Proving that $f=\{(x^n,x): x \in \mathbb{R}\}$ is a function for positive odd integers $n$
Question: Prove or disprove that, for any positive odd integer n, $f=\{(x^n,x): x \in \mathbb{R}\}$ is a function.
I believe the set defines a function.
My attempt: Let $n$ be a positive odd integer.
Claim: $f$ defines a function from $\mathbb{R}$ to $\mathbb{R}$.
- Note that if $x \in \mathbb{R}$ then, $x^n \in \mathbb{R}$. Thus $f \subset \mathbb{R^2}$.
- Let $y \in \mathbb{R}$. Then, $(y,y^{1/n}) \in f$. Thus, we have shown the existence of an element $x$, such that $(y,x) \in f$.
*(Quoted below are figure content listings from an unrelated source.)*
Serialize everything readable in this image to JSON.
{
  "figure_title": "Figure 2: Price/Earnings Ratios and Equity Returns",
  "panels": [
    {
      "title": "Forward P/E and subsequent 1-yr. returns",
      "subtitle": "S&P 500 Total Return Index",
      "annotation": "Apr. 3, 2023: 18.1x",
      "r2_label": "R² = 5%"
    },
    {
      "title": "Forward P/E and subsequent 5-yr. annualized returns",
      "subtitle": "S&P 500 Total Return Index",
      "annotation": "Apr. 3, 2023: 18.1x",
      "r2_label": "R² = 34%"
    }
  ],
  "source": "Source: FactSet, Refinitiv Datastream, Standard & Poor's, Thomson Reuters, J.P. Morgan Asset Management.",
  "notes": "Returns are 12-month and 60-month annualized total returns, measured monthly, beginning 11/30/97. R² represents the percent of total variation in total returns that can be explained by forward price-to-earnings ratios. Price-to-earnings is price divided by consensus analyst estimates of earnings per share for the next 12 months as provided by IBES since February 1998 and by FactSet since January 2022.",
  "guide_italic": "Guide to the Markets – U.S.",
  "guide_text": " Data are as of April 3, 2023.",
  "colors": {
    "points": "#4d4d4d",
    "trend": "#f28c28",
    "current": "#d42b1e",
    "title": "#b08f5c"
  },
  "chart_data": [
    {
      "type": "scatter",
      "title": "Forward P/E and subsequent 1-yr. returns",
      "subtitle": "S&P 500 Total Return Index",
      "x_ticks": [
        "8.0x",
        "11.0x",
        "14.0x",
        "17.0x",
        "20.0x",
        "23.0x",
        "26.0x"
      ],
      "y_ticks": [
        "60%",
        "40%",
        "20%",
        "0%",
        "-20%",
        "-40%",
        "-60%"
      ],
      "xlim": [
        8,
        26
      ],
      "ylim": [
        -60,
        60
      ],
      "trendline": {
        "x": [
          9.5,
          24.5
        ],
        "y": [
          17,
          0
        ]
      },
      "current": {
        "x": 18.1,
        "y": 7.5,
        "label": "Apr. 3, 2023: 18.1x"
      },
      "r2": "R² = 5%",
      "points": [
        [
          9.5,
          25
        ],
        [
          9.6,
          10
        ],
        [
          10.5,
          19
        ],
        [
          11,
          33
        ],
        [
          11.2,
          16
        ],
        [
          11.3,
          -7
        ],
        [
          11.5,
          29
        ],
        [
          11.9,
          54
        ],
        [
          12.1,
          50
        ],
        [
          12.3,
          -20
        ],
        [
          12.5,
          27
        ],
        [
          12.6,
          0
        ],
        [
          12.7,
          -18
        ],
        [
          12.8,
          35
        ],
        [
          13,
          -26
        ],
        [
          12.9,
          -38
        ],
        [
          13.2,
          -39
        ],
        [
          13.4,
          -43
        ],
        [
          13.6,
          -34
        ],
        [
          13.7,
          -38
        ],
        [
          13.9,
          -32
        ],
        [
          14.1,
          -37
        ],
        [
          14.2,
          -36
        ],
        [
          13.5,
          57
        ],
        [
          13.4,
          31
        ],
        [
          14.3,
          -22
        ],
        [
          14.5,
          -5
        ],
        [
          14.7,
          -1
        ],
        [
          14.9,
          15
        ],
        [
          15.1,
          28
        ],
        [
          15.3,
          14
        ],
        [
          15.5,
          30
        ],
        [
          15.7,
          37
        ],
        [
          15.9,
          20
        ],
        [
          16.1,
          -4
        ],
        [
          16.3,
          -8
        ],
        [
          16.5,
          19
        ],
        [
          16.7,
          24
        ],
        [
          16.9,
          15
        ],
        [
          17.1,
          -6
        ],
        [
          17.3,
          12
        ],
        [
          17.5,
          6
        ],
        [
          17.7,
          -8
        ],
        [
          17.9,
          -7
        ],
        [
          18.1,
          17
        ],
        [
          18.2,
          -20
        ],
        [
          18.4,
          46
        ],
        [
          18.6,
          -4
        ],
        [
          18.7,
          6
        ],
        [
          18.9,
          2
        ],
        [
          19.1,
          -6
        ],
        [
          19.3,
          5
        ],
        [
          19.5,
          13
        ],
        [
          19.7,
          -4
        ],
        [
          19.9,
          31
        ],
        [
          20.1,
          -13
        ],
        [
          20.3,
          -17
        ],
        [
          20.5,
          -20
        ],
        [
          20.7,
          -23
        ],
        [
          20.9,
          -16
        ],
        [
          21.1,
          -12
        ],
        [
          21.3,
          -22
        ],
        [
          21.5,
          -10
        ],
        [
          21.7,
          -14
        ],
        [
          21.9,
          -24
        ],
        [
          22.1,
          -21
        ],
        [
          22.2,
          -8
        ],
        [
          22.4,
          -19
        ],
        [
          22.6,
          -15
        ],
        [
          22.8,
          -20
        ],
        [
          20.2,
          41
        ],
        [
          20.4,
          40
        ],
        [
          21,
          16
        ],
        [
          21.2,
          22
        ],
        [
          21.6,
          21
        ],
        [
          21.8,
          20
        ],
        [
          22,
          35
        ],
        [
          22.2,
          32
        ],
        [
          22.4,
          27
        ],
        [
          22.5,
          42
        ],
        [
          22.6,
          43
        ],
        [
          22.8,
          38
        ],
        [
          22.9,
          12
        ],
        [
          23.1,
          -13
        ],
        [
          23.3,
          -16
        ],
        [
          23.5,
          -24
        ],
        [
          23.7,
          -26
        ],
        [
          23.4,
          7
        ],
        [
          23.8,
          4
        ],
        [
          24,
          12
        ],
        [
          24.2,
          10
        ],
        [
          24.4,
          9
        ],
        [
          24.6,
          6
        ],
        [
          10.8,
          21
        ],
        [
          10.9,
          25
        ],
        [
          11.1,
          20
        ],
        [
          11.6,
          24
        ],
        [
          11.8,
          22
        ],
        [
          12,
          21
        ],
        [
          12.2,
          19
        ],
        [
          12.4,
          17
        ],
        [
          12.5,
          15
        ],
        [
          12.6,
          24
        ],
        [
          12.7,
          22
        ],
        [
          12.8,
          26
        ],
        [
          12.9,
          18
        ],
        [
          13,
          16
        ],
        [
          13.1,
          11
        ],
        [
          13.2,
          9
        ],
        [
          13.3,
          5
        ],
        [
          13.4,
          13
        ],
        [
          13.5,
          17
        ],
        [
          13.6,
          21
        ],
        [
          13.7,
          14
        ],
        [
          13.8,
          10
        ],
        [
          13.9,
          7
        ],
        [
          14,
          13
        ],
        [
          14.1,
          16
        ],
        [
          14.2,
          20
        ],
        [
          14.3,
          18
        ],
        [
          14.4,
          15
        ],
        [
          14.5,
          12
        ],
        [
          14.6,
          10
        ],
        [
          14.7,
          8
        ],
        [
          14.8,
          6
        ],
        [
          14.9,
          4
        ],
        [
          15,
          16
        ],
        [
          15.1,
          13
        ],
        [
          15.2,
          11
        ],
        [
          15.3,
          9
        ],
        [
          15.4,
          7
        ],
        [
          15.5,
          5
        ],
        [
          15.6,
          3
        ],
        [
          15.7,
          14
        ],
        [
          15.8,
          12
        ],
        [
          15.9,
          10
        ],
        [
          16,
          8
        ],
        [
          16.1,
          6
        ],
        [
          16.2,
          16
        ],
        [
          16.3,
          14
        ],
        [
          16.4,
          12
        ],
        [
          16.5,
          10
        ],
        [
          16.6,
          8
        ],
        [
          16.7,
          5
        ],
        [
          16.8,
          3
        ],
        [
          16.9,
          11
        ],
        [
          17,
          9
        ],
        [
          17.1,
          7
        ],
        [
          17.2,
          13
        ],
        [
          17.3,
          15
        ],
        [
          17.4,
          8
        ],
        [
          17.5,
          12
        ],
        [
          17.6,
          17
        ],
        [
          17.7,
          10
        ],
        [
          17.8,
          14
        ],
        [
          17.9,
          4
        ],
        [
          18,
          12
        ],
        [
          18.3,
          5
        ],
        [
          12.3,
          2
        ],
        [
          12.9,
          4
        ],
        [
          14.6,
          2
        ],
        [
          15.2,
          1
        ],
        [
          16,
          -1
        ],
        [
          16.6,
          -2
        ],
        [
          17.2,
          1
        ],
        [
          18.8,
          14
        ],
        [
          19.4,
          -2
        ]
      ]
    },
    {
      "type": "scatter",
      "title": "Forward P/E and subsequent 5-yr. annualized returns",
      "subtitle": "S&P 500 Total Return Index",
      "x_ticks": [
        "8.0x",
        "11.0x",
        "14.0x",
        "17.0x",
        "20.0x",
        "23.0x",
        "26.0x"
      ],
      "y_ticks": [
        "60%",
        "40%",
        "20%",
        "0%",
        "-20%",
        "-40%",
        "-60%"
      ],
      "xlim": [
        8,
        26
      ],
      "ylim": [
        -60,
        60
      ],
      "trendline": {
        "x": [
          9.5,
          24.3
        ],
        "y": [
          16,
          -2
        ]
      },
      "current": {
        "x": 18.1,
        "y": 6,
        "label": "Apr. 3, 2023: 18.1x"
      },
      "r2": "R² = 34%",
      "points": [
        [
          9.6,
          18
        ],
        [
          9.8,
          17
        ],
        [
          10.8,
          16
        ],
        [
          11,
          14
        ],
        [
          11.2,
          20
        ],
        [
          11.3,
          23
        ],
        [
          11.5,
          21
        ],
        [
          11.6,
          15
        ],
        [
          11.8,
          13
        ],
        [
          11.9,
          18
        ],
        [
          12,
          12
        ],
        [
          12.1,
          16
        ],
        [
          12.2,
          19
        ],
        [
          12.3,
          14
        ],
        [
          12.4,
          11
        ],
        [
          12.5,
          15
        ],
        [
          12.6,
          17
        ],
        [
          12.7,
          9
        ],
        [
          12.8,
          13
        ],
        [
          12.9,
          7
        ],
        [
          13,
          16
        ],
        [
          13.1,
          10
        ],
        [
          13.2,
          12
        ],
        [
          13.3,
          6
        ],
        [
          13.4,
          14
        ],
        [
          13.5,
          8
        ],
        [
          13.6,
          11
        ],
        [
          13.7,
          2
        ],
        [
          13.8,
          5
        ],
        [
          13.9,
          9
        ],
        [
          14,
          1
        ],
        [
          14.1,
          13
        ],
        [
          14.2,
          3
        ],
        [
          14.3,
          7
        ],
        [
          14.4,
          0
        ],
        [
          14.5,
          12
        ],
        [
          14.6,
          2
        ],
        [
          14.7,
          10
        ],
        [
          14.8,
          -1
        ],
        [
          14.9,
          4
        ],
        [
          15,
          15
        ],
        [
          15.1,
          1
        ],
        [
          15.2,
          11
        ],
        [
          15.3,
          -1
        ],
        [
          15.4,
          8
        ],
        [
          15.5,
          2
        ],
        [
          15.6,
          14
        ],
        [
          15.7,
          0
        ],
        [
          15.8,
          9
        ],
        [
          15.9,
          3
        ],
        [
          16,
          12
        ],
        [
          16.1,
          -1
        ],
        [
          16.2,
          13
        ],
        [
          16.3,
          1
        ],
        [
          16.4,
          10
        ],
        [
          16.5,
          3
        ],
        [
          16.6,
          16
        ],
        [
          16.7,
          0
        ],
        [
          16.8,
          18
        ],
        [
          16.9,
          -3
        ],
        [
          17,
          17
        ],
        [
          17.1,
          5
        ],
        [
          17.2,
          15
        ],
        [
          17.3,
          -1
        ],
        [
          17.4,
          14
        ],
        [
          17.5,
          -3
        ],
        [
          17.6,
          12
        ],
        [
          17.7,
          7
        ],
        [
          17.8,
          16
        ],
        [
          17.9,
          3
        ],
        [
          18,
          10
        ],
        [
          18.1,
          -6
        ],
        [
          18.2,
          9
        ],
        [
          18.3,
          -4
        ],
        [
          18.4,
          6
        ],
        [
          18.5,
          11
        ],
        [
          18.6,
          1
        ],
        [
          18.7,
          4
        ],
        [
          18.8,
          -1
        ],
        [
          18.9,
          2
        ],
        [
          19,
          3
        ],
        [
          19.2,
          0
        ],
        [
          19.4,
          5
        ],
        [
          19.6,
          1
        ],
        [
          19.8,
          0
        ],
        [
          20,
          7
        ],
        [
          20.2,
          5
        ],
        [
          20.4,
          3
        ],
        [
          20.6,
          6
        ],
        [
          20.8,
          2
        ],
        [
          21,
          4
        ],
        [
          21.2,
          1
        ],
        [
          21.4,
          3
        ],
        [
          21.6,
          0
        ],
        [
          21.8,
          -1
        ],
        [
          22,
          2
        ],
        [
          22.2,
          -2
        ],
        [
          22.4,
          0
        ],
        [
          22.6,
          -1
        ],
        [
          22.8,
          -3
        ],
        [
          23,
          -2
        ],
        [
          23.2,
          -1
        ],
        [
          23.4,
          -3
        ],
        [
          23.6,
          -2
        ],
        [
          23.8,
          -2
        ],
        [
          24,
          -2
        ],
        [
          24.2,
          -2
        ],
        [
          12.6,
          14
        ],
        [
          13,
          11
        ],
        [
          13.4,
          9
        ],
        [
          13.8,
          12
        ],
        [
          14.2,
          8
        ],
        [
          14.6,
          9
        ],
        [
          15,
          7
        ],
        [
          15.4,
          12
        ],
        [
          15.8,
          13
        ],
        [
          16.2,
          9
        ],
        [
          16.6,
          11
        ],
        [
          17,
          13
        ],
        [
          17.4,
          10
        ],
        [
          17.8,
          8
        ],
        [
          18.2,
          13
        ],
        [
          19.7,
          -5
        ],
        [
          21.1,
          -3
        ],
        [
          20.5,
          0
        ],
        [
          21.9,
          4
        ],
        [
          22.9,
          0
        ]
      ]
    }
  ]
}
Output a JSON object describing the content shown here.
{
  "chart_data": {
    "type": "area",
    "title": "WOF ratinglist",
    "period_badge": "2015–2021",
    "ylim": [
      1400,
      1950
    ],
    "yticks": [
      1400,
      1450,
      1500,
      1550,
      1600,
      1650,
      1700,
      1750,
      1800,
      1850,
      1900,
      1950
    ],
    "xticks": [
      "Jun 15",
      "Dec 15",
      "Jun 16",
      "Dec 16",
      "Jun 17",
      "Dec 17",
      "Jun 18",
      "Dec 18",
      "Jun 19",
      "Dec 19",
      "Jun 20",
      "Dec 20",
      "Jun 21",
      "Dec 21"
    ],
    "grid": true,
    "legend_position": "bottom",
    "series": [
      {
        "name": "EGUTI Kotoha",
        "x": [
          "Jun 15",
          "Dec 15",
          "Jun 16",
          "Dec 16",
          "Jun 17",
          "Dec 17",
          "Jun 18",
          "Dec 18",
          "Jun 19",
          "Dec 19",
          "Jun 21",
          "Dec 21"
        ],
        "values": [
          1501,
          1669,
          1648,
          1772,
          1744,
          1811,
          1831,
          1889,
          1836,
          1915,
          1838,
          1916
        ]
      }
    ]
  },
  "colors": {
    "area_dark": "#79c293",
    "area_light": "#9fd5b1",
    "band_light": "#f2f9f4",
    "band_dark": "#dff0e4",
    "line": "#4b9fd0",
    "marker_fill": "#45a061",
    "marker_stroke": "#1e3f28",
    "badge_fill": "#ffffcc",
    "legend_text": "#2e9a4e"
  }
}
- Suppose that for some $y_1,y_2 \in \mathbb{R}$, $(y,y_1^{1/n}),(y,y_2^{1/n}) \in f$. Thus, $y_1^{1/n}=y_2^{1/n}$. Thus $y_1=y_2.$
From 2 and 3, we conclude that $\forall y \in \mathbb{R}, \exists ! x \in \mathbb{R}, (y,x) \in f$. Hence $f$ is a function. Since $n$ was arbitrary, $f$ is a function for any odd integer $n$.
Could someone tell me if it is correct? Please let me know if there are any points to improve on and if anything is incorrect. Thank you.
Solution 1:
Hint: If $n$ is odd, then $x^n=y^n$ implies $x=y$. Then the assignment $x^n\mapsto x$ is a function.
If $n$ is even, then $x^n=y^n$ implies $x=\pm y$. E.g., if $n=2$, then $4=2^2\mapsto 2$ and $4=(-2)^2\mapsto -2$ which does not yield a function.